The Senate today voted 50-48 to ditch broadband privacy rules that the Federal Communications Commission issued last year, and the House is expected to follow suit.
Congress doesn't often move quickly but in this case, the Senate used the so-called Congressional Review Act to axe the privacy rules before they even had a chance to go into effect, bowing to the demands of advertisers who say the ability to track Americans' every move is vital to innovation.
“This is an important victory for all who benefit from the data-driven marketing economy, including tens of thousands of businesses and nonprofit organizations and hundreds of millions of consumers," said Emmett O’Keefe of the Data & Marketing Association, an advertising trade group. "Consumers understand the value that relevant ads provide, and put the value of the services they get for free on the internet at $1,200 per year."
The Consumer Federation of America wasn't so chipper and said the Senate had "used a sledgehammer, the Congressional Review Act, to smash hopes that Americans will finally have real control over the highly personal information that their broadband internet service providers (ISPs) can collect about them."
"There is no excuse for robbing Americans of these rights," CFA said in a statement, adding that it is "a shame that the majority of Senators voted to put special corporate interests ahead of the privacy interests of Americans."
Sledgehammer approach
The Congressional Review Act was enacted in 1996 as part of the Tea Party wing's "Contract With America" specifically to allow Congress to nullify regulations it doesn't like, using an expedited process that dispenses with hearings and other public review procedures. It also prohibits the rule being re-enacted without Congressional approval.
The rules adopted by the FCC applied only to broadband carriers, or Internet Service Providers (ISPs), not to websites. That irked the AT&Ts and Comcasts of the world, since it supposedly put them at a disadvantage in gathering surveillance information on their users.
The FCC under former chairman Tom Wheeler, an Obama appointee, took the view that consumers should have control over the data gathered by third parties.
"It's the consumers' information," Wheeler said, "and the consumer should have the right to determine how it's used."
Industry groups fought the proposal bitterly. USTelecom, a trade group, took to Twitter to denounce the rules as a "naked power grab."
At issue is information including consumers' health, finances, children, geolocation, web browsing and app usage history, Social Security numbers, and the content of their communications, CFA said. The FCC's rule would have required carriers to get customers’ affirmative consent. Equally important, the FCC said that ISPs can’t force customers to give up control of their data through “take it or leave it” terms of service.
"A step backwards"
Assuming the House acts as expected, those rules will soon be scrapped and consumers will be left to rely on the voluntary standards that the Data & Marketing Association says have been remarkably successful.

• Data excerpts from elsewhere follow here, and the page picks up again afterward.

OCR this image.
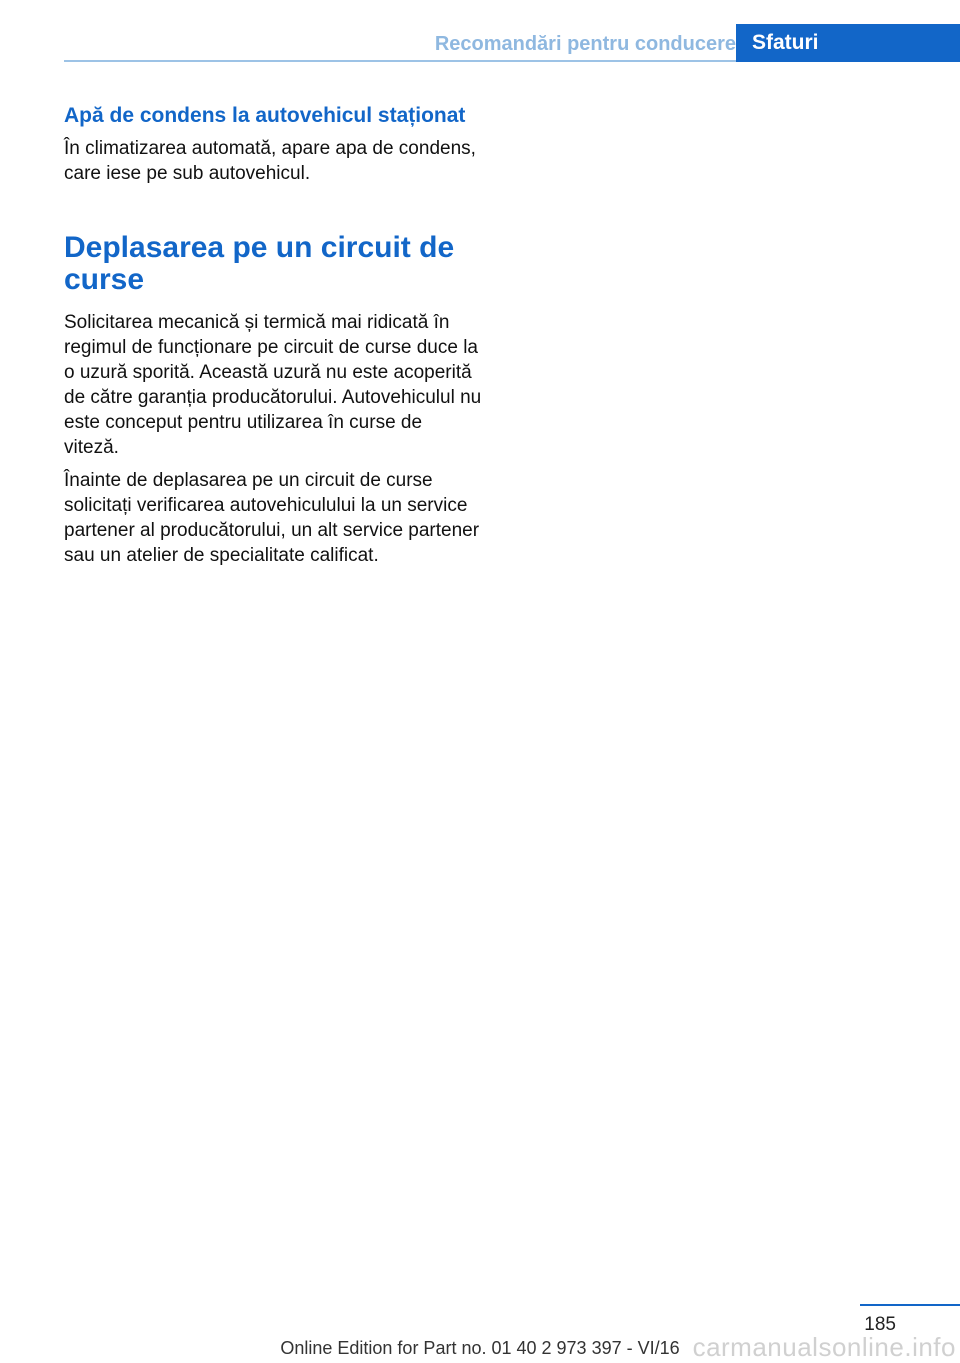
Recomandări pentru conducere Sfaturi
Apă de condens la autovehicul staționat

În climatizarea automată, apare apa de condens, care iese pe sub autovehicul.

Deplasarea pe un circuit de curse

Solicitarea mecanică și termică mai ridicată în regimul de funcționare pe circuit de curse duce la o uzură sporită. Această uzură nu este acoperită de către garanția producătorului. Autovehiculul nu este conceput pentru utilizarea în curse de viteză.

Înainte de deplasarea pe un circuit de curse solicitați verificarea autovehiculului la un service partener al producătorului, un alt service partener sau un atelier de specialitate calificat.

185
Online Edition for Part no. 01 40 2 973 397 - VI/16 carmanualsonline.info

“Today’s vote in the Senate and expected approval in the House signal that our nation’s top policymakers recognize that our current system of responsible data use works," the DMA's O'Keefe said.
“The FCC’s ISP rules were a step backwards for consumers and should be repealed as they would risk disrupting the hugely successful Internet ecosystem that has developed under the existing framework. Congressional action to overturn these rules will ensure that organizations can continue to responsibly leverage data to meet the needs of their consumers.”